Masturbations that Matter: Telling Silence, Voice, and Women Doing Sex
Time: Wed 2025-11-12 15.00 - 16.00
Location: 4618 (Flexistudio)
Video link: https://kth-se.zoom.us/j/68326117739
Participating: Shaowen Bardzell
Masturbations that Matter: Telling Silence, Voice, and Women Doing Sex
Abstract:
For many centuries in Western discourse, women’s sexuality has been understood as either fulfilling men’s sexual desire or procreation. Despite a growing body of research exploring technologies’ role in human sexuality in HCI, women’s masturbation as an essential source of pleasure as well as a political act of sexual independence remains under-explored in HCI. In this talk, I leverage the feminist theory of the body, which emphasizes the social construction of the body and its implications for gender, to unpack a design case of women’s masturbation from a somesthetic perspective.
The design process unfolds when a woman with an invisible disability experiments with other women’s masturbatory techniques using her own body as a design resource. She then articulates that intersubjective engagement using her own body as an artistic medium in the form of embodied embroidery, a practice inspired by women’s artmaking that seeks to foreground the aesthetic dimensions of experiential knowledge to support theory-making in design.

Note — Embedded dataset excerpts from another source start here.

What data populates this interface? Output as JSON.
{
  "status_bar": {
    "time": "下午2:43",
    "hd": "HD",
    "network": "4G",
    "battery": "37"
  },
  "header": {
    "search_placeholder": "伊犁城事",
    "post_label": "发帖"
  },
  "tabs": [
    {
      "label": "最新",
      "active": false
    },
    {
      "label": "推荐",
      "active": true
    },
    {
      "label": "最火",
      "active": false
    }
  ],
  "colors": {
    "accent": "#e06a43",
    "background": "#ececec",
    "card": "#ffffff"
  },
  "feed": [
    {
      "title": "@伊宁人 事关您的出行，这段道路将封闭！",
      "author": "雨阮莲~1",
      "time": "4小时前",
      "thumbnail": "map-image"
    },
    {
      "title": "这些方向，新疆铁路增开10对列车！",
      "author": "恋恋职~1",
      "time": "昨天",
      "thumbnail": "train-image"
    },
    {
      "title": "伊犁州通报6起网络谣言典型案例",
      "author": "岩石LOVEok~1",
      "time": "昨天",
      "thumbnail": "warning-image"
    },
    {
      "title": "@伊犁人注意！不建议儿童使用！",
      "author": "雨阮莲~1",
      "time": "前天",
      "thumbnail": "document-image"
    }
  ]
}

This process nourishes an embodied understanding of the experience of women’s sexuality by foregrounding the construction of body positions, aesthetic touch, erotic sensation, and sexual geography of women’s bodies.
The embroidery is an act of speaking out, a voice that challenges the legitimacy of secrecy and silence when it comes to female sexuality and a form of resistance to the androcentric discourse of women’s sexual pleasure and the sociocultural de-sexualization of women with dis/abilities.
The work—integrating empirical, design, and theoretical moves—advances a deliberate discourse about HCI’s roles and responsibilities in contributing to new paradigms of pleasure activism in HCI, defined by black feminist scholar adrienne maree brown as “the work we do to reclaim our whole, happy, and satisfiable selves from the impacts, delusions, and limitations of oppression and/or supremacy.”
Bio: Shaowen Bardzell is a Professor at Georgia Institute of Technology’s School of Interactive Computing, where she is also the School Chair. Bardzell holds a Ph.D. in Comparative Literature from Indiana University and pursues a humanistic research agenda within the research and practice of Human-Computer Interaction (HCI). Throughout her work she augments contributions of feminism, design, and social science to support technology’s role in social change. She has published over 100 peer-reviewed scientific papers and is co-author of Humanistic HCI (Morgan Claypool, 2015) and co-editor of Critical Theory and Interaction Design (MIT Press, 2018). She is a recipient of the SIGCHI Societal Impact Award (2023) and a member of the SIGCHI Academy (2024).